Paths at Sheringham Park

The O'Hallorans

The OHallorans

We’re made up of Lyndsey, John and Erin, who all love a new adventure. We try to get away as much as possible, especially during school holidays and variety is a must for us. That means staying anywhere from a luxury hotel to a hostel and it’s not often we go to the same place twice. 

Sheringham Park is one of my favourite places to go for a walk in Norfolk. It’s beautiful no matter when you decide to go but visiting Sheringham Park in autumn is particularly lovely for a woodland walk.

Part of the National Trust

Sheringham Park is part of the National Trust and was designed by Humphry Repton. You’ll find Sheringham Hall in Sheringham Park, although this is privately owned and visitors are asked not to approach the railings.

Sheringham Hall with cow
Sheringham Hall

Getting to Sheringham Park and opening times

Sheringham Park is open from dawn until dusk.


Upper Sheringham, Norfolk, NR26 8TL

By Car

Sheringham Park can be reached quite easily by car, 5 miles away from Cromer and 6 miles from Holt. There is plenty of parking spaces at Sheringham Park, costing £6.50 or free for National Trust Members. For those with electric vehicles, there are also charging points available.

By bus

Sanders Coaches, Fakenham to Sheringham service stops on request at the main entrance.

By train

The Bittern line from Norwich runs into Sheringham Station, it’s a 2-mile walk from the Upper Sheringham entrance to the park.

Sheringham Park map

What facilities are there?

You’ll find the visitor centre at the entrance to Sheringham Park, a short walk from the car park. In this area, there are toilets (including a left-hand transfer disabled WC), small lockers and the Courtyard Cafe. The cafe serves hot and cold drinks, light snacks and cakes.

Why visit in autumn?

Every season at Sheringham Park is beautiful but personally, autumn is my favourite for a few reasons.

Glorious colours

From September, the trees and plants throughout Sheringham Park start to change. The leaves change from deep and bright greens to yellows, browns and coppers. If you manage to visit on a day with good sunlight, it really helps to make the trees shine and stand out.

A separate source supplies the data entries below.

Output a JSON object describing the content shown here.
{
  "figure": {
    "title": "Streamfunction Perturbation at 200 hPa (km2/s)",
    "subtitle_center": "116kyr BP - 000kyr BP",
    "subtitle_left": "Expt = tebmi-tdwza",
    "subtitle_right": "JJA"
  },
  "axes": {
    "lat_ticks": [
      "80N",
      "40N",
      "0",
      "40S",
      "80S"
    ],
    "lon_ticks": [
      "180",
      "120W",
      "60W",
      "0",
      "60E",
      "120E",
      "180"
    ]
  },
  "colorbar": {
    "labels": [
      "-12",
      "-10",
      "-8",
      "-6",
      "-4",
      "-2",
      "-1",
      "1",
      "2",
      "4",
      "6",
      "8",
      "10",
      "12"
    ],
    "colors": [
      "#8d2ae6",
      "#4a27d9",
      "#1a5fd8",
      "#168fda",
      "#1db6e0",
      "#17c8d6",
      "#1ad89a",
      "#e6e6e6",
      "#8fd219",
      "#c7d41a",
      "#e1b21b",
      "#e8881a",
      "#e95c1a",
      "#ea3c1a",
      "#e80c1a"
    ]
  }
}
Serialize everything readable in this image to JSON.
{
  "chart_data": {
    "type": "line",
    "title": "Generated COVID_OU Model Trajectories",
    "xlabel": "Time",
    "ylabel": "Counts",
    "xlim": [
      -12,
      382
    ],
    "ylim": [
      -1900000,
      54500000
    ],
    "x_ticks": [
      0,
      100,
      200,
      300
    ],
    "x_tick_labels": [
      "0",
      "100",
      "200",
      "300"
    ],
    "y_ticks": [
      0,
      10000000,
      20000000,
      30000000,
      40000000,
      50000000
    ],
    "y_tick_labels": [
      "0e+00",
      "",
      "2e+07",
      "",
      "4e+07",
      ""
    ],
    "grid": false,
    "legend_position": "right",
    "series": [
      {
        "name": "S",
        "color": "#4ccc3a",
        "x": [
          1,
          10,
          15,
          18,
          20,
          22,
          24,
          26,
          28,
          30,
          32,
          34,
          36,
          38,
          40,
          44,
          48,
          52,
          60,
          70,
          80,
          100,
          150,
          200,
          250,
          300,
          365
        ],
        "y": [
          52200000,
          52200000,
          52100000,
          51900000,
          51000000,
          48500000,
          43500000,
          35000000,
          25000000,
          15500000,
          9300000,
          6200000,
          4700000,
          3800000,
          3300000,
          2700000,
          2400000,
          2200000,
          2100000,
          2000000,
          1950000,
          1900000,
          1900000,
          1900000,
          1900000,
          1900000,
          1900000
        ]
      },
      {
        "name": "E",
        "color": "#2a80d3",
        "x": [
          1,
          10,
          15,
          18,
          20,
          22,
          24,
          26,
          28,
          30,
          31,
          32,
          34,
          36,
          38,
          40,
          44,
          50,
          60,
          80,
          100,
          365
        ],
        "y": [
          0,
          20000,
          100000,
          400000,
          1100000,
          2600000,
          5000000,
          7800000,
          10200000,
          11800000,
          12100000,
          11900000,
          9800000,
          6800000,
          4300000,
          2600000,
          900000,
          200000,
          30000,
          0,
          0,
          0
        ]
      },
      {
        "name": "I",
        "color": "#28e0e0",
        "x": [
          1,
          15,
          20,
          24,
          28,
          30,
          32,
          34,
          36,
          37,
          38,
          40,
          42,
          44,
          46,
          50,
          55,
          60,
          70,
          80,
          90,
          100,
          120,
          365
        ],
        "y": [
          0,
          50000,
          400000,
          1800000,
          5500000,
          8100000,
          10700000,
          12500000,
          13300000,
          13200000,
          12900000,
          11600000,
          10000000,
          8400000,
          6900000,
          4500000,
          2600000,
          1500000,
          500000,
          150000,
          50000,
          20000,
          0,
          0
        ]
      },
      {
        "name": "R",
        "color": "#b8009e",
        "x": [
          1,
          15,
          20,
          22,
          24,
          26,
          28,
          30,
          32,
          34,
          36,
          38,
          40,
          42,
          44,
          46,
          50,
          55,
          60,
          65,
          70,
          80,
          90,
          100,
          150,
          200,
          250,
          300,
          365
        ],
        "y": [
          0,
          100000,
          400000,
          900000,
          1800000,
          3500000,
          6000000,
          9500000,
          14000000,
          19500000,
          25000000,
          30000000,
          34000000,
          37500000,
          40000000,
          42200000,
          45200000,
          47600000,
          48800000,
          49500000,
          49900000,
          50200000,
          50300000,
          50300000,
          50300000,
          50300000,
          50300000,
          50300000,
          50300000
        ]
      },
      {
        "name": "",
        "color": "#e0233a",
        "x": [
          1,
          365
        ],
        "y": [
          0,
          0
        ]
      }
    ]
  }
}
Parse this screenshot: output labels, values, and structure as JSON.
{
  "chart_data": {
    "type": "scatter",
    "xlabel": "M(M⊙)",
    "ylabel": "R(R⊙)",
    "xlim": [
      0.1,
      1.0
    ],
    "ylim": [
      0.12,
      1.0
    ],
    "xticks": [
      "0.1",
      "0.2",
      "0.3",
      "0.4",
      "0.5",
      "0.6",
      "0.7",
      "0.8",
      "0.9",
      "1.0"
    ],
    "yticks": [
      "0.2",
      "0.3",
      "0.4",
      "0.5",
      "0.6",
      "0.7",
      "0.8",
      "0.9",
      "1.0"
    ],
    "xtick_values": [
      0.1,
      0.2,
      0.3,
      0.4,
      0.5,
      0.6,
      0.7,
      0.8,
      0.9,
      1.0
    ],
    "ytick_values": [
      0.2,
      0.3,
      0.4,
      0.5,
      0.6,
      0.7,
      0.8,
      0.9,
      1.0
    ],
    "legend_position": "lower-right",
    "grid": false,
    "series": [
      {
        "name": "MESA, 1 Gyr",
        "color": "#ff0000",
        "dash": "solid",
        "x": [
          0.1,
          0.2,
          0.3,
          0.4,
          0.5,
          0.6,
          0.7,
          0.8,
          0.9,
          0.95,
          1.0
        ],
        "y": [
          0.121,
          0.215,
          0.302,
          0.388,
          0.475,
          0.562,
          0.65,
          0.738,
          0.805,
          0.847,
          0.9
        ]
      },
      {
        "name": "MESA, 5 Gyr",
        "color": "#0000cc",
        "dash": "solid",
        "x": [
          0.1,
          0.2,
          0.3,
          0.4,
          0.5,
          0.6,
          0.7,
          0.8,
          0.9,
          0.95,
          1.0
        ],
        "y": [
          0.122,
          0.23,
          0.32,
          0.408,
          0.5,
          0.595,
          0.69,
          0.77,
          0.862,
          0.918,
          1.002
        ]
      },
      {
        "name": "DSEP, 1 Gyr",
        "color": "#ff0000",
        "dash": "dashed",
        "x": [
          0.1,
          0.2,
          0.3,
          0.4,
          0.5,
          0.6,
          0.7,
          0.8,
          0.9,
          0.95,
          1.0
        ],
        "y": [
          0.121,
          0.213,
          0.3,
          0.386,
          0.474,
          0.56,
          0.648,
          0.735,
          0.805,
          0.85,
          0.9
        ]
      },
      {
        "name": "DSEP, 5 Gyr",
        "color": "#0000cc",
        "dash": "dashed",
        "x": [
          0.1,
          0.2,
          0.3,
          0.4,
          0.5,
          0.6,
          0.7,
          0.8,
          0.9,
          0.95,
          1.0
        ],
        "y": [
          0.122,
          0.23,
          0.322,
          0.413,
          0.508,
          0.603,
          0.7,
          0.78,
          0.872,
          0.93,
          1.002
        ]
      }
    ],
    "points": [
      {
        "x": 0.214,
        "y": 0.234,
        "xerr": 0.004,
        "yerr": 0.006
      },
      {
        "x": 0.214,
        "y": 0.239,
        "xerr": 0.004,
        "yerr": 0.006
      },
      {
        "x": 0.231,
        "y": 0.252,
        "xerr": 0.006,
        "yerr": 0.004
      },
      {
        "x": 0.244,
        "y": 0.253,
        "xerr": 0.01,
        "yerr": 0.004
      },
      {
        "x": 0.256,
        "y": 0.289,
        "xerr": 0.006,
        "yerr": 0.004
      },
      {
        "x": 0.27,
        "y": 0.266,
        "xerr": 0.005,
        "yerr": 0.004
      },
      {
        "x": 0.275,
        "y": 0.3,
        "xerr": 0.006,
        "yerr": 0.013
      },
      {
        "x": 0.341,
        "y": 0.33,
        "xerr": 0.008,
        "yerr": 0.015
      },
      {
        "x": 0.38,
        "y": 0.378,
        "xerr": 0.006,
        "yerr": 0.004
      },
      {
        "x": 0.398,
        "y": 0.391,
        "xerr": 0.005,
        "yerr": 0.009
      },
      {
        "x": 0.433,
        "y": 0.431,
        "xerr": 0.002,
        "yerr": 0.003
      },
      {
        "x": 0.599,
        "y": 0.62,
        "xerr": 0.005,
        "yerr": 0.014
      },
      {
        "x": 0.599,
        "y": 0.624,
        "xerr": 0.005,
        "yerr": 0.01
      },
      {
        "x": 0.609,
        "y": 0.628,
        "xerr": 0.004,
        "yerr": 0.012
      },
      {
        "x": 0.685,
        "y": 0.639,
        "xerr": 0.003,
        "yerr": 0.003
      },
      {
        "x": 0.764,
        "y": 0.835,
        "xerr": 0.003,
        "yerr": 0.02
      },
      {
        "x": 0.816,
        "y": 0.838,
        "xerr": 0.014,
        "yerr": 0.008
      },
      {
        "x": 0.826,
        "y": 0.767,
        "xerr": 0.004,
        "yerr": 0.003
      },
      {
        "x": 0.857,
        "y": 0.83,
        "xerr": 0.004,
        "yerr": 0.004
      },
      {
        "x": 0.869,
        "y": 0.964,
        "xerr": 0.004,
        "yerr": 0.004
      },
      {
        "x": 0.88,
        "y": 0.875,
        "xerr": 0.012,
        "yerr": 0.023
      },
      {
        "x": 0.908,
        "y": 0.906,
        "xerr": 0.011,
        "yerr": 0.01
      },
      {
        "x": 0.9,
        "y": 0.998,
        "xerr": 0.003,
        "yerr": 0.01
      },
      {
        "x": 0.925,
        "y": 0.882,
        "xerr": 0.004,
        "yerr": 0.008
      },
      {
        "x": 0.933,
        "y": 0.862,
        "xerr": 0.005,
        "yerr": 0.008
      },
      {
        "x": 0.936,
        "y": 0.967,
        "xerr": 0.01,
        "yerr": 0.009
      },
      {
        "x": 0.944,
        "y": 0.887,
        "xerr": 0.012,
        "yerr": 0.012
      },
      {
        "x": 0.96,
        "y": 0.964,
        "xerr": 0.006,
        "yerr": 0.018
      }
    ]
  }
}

Autumn tree at Sheringham Park

Hidden gems

There are different areas to Sheringham Park. You can choose to follow the marked walks (red, white and blue) or just a slow leisurely stroll where you think looks nice. This is how I found this arched walkway, seen below. This tunnel led to one of the two lookout towers at Sheringham Park, somewhere I hadn’t discovered before. The lookout towers offer spectacular views of Sheringham and you’ll be able to see for miles.

Fungi hunting

It’s well-known that Sheringham Park is home to lots of different varieties of fungi. At the entrance, you can often find a blackboard offering suggestions of which fungi can be found at that time. Unless you’re already knowledgeable about fungi, it’s a good idea to take a picture of the board and then you can look things up as you walk around.

Fungi at Sheringham Park

There are lots of great places to look for fungi. On a recent walk, we were lucky enough to find some within a couple of minutes just at the side of the path while others were in interesting-looking tree trunks or damp areas. Take your time when hunting for fungi though as some can be hard to spot or can be quite hidden.

Get those steps in!

Sheringham Park is the ideal place for a long stroll whether that be on your own or maybe with a friend, the dog or your family. As the park is open from dawn until dusk, you can walk around for a good few hours without rushing. The walks are easy to follow and the main path is perfect for walks with pushchairs etc.